Adiabatic Spin Manipulation in EPR Experiment

[Jon_Trevathan]

What would happen if adiabatic processes were applied in the context of a long-distance EPR Experiment? As background for my questions, see http://en.wikipedia.org/wiki/EPR_paradox" )

In the context of the foregoing, please visualize two particles that are http://en.wikipedia.org/wiki/Quantum_entanglement" ) At some distance from their common origin, Alice measures the spin of one of the particles and finds that the spin is in the up direction. If Bob were then to measure the spin of the second particle, he will find that its spin is in the down direction. As often as Alice and Bob wish to repeat this experiment, Bob will find that the spin of his particle is always opposite to that found by Alice.

Now, my specific question:
What would happen if Alice, instead of conducting an ideal measurement, adiabatically imposes a direction of spin on her particle?

Aharonov and Rohrlich in their book "Quantum Paradoxes: Quantum Theory for the Perplexed" provided the following introductory description to this concept:
"How do we eliminate quantum jumping? Consider a closed system in an eigenstate of Hf, a Hamiltonian with discrete, nondegenerate eigenvalues. If Hf does not depend on time, the system never jumps to another state. What if Hf does depend on time? It can depend on time. If we prepare the system in an eigenstate of Hf, and Hf changes quickly, the system may jump to another state. But let Hf change adiabatically (slowly); if Hf changes slowly enough, the system never jumps to another state. Instead of jumping, it adjusts itself to the changing Hamiltonian. The system behaves like a heavy weight hanging on a thin string. Pull the string quickly - it snaps and the weight falls.

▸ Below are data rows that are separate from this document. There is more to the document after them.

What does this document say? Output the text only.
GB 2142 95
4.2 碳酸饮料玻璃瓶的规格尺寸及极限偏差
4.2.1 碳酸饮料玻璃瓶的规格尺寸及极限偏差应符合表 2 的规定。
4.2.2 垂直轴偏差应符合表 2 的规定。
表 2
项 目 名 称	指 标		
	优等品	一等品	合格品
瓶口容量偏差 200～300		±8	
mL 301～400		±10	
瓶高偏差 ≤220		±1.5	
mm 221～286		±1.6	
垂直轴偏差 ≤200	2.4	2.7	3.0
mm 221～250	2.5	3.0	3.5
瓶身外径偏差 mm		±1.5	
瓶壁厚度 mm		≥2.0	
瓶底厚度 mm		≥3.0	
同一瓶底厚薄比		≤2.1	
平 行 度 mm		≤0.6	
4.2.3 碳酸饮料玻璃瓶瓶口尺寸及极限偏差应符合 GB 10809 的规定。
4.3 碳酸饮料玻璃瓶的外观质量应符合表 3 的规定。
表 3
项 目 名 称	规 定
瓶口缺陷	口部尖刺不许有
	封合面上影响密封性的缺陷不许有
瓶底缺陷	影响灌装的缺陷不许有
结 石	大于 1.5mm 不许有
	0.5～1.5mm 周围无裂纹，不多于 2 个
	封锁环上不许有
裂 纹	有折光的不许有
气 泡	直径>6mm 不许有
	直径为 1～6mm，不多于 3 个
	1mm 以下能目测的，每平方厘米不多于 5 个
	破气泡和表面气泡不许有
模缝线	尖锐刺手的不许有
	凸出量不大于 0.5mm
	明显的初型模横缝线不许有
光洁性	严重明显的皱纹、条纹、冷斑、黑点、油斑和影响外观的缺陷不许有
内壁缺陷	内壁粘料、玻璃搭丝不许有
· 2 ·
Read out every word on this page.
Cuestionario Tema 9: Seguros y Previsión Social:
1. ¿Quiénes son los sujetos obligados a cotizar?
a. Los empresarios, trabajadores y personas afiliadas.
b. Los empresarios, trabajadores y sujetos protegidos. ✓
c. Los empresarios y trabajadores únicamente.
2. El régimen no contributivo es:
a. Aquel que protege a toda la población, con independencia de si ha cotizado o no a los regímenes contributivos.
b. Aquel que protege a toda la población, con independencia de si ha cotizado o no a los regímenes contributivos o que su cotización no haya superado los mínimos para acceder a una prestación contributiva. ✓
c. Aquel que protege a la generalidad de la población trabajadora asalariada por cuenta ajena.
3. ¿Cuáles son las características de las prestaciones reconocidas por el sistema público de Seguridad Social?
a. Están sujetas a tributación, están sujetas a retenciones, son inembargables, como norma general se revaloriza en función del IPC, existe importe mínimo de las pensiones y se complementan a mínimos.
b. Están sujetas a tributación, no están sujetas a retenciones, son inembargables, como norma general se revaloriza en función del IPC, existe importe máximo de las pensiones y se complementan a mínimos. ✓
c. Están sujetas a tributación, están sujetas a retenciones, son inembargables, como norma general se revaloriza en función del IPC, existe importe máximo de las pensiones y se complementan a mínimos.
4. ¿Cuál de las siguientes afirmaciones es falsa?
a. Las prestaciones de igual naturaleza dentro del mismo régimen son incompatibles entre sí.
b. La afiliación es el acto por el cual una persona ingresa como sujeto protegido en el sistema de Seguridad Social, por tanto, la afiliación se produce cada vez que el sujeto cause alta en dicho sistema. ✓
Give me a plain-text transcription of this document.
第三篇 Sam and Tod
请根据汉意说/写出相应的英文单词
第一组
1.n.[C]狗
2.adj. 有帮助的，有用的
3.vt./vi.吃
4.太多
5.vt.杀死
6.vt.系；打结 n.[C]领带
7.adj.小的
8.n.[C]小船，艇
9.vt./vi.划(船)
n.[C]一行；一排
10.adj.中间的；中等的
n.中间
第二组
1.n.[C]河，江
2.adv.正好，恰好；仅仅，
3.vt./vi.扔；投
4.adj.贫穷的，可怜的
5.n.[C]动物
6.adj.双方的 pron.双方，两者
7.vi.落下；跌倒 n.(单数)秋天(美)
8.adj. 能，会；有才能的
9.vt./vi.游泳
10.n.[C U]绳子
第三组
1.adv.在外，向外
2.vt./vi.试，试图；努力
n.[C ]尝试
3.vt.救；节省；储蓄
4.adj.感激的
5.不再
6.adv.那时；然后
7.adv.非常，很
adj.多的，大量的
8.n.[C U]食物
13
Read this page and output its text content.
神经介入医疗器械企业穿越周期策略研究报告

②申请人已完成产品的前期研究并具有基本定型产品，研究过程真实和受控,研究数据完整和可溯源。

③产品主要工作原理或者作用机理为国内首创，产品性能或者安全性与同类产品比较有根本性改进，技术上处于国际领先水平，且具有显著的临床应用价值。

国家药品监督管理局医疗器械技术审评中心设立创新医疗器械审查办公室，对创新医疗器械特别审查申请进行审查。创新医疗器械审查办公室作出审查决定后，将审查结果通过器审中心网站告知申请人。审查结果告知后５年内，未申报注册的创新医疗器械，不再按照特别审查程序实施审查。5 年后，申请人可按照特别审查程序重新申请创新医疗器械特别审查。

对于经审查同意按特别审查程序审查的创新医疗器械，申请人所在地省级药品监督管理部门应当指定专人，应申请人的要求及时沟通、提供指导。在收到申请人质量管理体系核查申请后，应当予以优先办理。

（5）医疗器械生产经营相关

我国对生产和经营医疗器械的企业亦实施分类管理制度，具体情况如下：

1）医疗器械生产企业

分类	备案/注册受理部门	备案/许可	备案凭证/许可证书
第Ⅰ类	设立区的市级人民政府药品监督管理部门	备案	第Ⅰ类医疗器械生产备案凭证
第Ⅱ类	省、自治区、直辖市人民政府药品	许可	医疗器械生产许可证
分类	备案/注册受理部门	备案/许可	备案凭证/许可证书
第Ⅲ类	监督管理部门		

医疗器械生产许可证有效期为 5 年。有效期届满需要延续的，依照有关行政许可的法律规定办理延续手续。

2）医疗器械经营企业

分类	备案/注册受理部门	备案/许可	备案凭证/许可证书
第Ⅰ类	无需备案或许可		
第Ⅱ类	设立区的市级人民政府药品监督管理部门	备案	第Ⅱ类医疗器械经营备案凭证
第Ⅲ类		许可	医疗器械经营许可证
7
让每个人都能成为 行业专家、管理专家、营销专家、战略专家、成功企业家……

Pull the string slowly - the weight comes up with it." (See also the “http://en.wikipedia.org/wiki/Adiabatic_theorem" ”).

Based on the foregoing, what happens if Alice adiabatically imposes the up direction of spin on her particle? Is it permissible to assume that the spin of Alice's particle will, at the end of this adiabatic process, always be found to be in the up direction when her ideal measurement is eventually made? If so, what would happen if intermittent ideal measurements be conducted on Alice’s particle as the adiabatic processes are applied? Would also be permissible to assume that the probability of finding the spin of Alice’s particle to be in the up direction would gradually increase? If so, could we also assume that Alice’s findings would directly correlate with the duration of the adiabatic processes that Alice applies prior to each of her intermediate ideal measurements?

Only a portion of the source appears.